Trojans and other malware have been discoverd at City College of San Francisco, with some stories indicating the malware has been in place for over 10 years. I suspect (hope?) that this is a misquote, and that the speaker meant to say that malware has been a problem during that period! I have not found any information positively confirming the duration of the infection, but the original article appears to imply that the malware was present for over 10 years. Why was this not detected earlier, how did it manage to remain in place for so long?

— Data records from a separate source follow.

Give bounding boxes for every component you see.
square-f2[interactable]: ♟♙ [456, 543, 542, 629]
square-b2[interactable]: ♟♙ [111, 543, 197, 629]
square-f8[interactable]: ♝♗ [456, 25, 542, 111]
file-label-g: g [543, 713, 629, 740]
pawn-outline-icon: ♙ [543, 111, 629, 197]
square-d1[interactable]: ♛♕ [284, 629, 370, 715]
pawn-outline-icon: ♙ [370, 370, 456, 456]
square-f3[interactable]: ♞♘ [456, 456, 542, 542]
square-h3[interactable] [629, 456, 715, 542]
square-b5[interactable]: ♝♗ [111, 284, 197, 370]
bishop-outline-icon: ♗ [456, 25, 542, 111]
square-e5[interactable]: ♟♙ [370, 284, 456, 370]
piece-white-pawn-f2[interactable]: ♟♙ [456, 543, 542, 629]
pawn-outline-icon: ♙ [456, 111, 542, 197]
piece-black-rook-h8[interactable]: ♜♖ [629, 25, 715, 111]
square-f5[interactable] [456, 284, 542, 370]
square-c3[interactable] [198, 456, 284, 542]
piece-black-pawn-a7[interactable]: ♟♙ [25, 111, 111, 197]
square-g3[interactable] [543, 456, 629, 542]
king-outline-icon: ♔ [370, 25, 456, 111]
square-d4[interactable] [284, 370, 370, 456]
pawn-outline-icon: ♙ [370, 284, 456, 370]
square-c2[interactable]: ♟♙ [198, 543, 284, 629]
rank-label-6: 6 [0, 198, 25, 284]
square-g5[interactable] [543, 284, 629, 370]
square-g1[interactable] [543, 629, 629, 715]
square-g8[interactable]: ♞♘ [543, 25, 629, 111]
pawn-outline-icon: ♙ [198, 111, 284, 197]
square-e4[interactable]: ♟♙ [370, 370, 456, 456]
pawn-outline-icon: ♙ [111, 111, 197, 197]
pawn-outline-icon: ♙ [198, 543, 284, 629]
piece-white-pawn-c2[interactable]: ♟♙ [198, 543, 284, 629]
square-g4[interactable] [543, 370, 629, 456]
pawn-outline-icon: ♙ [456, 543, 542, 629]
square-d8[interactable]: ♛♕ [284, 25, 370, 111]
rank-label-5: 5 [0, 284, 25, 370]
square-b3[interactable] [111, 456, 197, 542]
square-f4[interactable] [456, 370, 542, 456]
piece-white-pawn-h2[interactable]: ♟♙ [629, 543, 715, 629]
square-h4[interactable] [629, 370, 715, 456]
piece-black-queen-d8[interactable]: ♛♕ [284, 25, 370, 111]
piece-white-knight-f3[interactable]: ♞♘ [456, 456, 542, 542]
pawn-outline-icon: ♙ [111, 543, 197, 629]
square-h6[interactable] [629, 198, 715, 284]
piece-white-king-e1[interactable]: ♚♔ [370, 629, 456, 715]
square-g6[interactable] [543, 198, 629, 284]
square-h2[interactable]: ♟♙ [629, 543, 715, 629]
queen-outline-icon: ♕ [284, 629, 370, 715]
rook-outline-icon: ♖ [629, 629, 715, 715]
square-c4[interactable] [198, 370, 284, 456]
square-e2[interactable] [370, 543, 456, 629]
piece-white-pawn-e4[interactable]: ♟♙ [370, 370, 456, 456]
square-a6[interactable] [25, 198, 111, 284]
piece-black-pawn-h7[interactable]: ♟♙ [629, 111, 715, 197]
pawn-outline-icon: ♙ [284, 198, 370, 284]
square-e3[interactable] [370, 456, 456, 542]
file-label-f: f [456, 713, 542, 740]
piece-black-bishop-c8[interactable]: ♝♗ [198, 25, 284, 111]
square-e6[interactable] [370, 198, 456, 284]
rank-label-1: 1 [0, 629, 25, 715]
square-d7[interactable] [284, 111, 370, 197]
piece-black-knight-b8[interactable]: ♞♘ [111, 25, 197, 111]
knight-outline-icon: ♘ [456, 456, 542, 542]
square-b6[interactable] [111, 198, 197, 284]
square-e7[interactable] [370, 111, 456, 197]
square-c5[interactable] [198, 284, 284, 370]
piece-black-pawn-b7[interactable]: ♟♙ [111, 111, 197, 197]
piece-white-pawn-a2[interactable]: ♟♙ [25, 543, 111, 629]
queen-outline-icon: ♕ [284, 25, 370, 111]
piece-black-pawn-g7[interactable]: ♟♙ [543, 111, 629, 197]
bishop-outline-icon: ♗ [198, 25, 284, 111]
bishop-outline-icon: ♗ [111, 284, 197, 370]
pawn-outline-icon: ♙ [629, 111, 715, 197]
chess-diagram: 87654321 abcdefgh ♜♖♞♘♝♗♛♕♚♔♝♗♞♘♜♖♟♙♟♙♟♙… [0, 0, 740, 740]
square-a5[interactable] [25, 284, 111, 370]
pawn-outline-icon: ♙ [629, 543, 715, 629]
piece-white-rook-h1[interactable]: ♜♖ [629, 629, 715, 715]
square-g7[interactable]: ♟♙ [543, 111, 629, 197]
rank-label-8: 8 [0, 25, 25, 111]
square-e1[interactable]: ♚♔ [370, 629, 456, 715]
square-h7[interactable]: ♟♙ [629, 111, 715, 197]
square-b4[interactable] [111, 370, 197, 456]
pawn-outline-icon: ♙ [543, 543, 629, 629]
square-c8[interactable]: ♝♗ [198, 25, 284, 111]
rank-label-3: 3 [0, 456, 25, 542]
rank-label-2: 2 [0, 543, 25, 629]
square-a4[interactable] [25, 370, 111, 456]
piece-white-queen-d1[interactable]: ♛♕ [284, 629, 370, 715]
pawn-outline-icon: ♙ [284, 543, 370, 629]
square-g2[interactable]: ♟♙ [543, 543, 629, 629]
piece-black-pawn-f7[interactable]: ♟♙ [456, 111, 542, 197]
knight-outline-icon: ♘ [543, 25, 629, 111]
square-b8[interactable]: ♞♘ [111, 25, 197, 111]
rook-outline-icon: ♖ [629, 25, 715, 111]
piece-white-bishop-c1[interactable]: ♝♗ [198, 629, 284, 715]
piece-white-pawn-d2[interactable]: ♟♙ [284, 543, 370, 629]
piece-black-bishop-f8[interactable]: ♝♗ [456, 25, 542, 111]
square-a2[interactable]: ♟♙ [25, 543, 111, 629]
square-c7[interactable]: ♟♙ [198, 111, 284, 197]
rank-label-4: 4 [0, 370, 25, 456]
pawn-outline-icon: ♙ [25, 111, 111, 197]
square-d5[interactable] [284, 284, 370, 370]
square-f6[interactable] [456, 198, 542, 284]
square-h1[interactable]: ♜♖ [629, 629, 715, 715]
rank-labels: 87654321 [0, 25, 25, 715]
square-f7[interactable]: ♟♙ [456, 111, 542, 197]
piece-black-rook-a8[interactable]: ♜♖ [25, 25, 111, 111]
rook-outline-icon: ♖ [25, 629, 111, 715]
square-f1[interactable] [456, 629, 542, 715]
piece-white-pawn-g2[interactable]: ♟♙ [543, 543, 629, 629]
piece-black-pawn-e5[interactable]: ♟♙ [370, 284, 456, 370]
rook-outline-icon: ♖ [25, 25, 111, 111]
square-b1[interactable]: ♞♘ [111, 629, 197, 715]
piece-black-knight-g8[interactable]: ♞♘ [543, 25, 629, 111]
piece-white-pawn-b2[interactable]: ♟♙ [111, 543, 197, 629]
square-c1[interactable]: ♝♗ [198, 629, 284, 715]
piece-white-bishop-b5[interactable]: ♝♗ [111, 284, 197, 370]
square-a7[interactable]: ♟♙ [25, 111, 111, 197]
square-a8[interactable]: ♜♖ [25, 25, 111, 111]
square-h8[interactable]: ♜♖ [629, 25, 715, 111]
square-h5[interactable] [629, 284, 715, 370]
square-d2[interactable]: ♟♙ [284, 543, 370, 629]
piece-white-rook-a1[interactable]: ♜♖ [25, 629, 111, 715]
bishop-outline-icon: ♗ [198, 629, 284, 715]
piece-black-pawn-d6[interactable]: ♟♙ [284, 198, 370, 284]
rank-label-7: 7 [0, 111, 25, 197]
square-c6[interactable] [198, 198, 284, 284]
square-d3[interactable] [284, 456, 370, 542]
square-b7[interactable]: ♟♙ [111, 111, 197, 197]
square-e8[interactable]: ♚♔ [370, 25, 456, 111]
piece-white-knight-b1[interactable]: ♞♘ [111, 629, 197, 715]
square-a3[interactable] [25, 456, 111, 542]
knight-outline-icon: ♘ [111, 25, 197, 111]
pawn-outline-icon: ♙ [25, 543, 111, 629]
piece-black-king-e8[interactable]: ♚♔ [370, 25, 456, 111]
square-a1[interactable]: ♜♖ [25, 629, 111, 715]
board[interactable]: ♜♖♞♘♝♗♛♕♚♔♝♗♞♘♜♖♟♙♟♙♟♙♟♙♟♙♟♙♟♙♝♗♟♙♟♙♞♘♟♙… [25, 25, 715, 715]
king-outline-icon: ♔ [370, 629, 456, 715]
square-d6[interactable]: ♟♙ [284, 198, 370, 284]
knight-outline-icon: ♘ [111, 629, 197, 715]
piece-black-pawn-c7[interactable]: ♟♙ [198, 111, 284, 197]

It appears as is the case in many educational institutions, budgets are tight, interest is low, and apathy runs high. Passwords went unchanged for at least as long as the infection, security controls were extermely lax, and even after filtering controls were brought in, demand for access to highly questionable material was often approved if minimal pressure was applied. As a result, a keystroke logger is among at least 7 flavors of malware found operating within the network, and is known to have stolen personal banking information and other data from at least one individual, and potentially hundreds of thousands of students, faculty and administrators. The college employs 3,000 employees, and hosts about 100,000 students every year.
The college identified the infection in late November 2010 after it noticed that there were gaps in server logs located in the campus computer lab. An AP story about the incident indicates that at 10:00 PM every day, the malware would troll through the network looking for data to send overseas. During the investigation, the IT department saw communication with many foreign countries, including Russia and China. There has been only one confirmed case of personal banking information being captured in this incident that I am aware of.
Upon learning of the breach, the college contained the incident by closing off the infected computer lab, removing the affected server from service, and scanning desktop computers for malware. Many desktops were found to also be infected. The college community was notified by e-mail on Jan. 13. The IT department has since reconfigured the campus firewalls, improved password security controls, updated and created new security protocols, is developing a network segmentation strategy, and is preparing to install new security hardware.
It will be interesting to see what the fallout is regarding how many users are actually impacted by this breach, if there is any way to figure all that out. What’s on your network?